Friday, November 13, 2009

Khubu Island, Botswana

Next we headed to Khubu (or Lekhubu) Island, located on the southern end of the Sua salt pan, one of the two huge salt pans in the central part of Botswana. The "island" is actually a granite outcrop in the pan, and was actually an island long long ago when the pan was covered by a huge sea. This spot was shown in the BBC's Top Gear Botswana special if you are a fan of that show.

Reaching the island meant driving across part of the pan. All of the guidebooks and maps include dire warnings about driving across then pans when they are wet, as it can be very easy to get stuck and sometimes not so easy to get found. This was definitely on our mind as it had rained recently. It was more on our mind as we approached the pan and the track became more and more puddle-filled. Taking an alternate track around the wettest part, we managed to arrive at the island without incident.

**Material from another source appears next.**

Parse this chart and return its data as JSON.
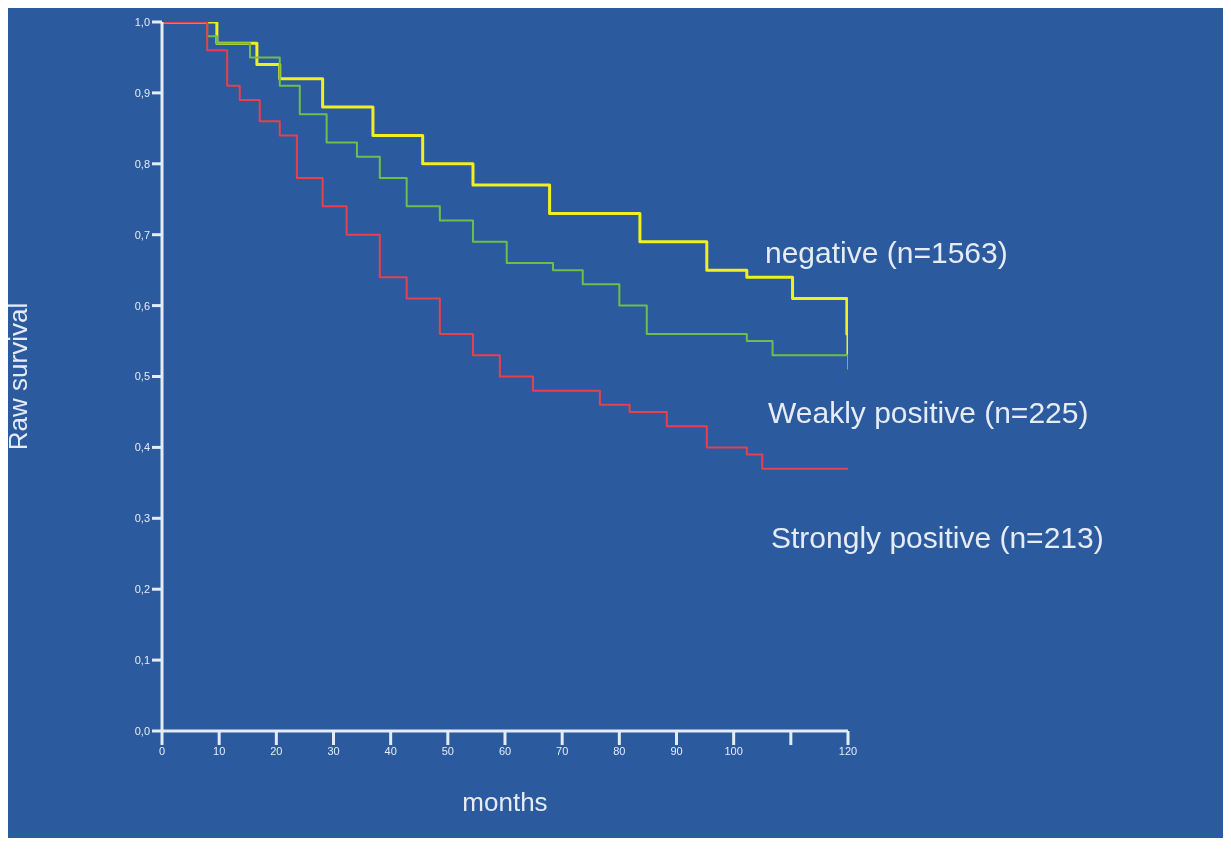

Khubu island is eerily beautiful, with rounded granite rocks stained white with ancient seabird guano. This is sprinkled with some Baobab trees, some very large, and each with an individual personality. We were fortunate and camped beneath one of the largest ones we saw. Frankly the place kind of had the feeling of a Dr. Suess story.

After arriving in the late afternoon we climbed to the top (which is all of 10 meters high) to watch the full moon rise over the pan. We then went back to our campsite where we were surrounded by a herd of cows that kept us awake though the night with their movements, mooing, and toilet activities.

The next day we spent exploring the island, It was really nice to be in a place where we were allowed to walk around - without the fear of being attacked or eaten by wild animals. We enjoyed the scenery and explored the ancient stone walls in the southern part of the island. We also found some stone tools and arrowheads as well as pottery shards from previous residents.

That night, just after we went to bed, some major winds hit, followed by thunder and lightning, then a steady rain that fell through the night. Tossing and turning I wondered how this would affect our ability to drive out across the pan.

When we were getting ready to leave the next morning the camp host asked us if we would be able to take one of the employees to the village, as he was not feeling well. The village was 45k away, on the other side of the pan, and on our way. Happy to have some local expertise with us, we set off with an extra passenger. This turned out to be a very good thing, as the rain had significantly increased the amount of water on the track, completely covering it for several km, which we plowed through. Nectar, our passenger, provided some excellent advice and we completed the journey without incident, other than some frazzled nerves on the part of the driver. He noted that it became really challenging when water covered the entire pan (not just the track) so it became nearly impossible at times to find the track.